O Instituto Federal do Pará (IFPA) foi instituído em 23 de setembro de 1909 como Escola de Aprendizes Artífices do Pará, pelo então presidente da república, Nilo Peçanha. Compreendia o ensino primário, cursos de desenho e oficinas de marcenaria, funilaria, alfaiataria, sapataria e ferraria. Em 1930, a Escola de Aprendizes transforma-se em Liceu Industrial do Pará e, em 1942, em Escola Industrial de Belém.

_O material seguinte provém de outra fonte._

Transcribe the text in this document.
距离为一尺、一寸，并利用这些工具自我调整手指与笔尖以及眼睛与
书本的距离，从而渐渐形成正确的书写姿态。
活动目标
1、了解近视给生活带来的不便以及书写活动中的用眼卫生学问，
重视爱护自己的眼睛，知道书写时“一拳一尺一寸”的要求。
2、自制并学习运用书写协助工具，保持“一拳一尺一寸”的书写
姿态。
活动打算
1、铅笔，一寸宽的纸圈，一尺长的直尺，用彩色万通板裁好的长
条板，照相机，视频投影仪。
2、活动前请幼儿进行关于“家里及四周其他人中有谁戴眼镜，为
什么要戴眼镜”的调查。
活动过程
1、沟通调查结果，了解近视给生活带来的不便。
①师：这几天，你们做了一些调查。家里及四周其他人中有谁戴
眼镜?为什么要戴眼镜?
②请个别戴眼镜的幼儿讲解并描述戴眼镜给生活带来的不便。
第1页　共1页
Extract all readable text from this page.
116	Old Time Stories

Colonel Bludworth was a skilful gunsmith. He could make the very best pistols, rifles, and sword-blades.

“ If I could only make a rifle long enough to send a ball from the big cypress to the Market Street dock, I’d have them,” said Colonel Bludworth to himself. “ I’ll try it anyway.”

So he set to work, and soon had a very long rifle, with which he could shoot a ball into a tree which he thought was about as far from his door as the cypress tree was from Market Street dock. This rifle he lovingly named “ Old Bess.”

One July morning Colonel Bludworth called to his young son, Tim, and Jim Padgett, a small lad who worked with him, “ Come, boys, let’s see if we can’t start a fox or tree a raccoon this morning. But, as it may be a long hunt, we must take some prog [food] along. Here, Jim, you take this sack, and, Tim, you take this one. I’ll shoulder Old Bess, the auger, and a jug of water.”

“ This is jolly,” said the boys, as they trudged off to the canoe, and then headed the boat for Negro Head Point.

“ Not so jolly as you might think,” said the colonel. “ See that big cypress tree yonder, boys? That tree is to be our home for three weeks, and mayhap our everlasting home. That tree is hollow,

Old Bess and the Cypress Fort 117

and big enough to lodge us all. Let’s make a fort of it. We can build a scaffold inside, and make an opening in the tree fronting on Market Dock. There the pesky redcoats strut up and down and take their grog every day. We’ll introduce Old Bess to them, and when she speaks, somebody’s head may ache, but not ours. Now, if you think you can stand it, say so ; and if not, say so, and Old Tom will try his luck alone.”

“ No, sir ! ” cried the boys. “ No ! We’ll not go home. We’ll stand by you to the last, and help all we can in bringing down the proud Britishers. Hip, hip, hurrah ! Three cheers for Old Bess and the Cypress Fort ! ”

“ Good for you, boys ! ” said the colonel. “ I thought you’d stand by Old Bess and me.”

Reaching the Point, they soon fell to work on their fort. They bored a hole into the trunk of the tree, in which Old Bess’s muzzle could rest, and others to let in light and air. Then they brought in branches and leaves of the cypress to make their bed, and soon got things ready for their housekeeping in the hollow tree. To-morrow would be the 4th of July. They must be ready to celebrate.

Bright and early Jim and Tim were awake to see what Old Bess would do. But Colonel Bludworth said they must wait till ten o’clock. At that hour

Na década de 1960, é transformado em Autarquia Federal com autonomia didática, financeira, administrativa e técnica. Passa a oferecer a educação profissional de nível médio e cursos técnicos de edificações e estradas, passando a ser chamado de Escola Industrial Federal do Pará, quando foram criados os cursos de agrimensura e eletromecânica.

O Instituto Federal de Educação, Ciência e Tecnologia do Pará (IFPA) foi oficialmente criado pela na Lei Federal que regulamenta a Rede Federal de Educação Profissional, Científica e Tecnológica, vinculada ao Ministério da Educação, no seu artigo 5º, inciso VIII, "mediante integração do Centro Federal de Educação Tecnológica do Pará e das Escolas Agrotécnicas Federais de Castanhal e de Marabá".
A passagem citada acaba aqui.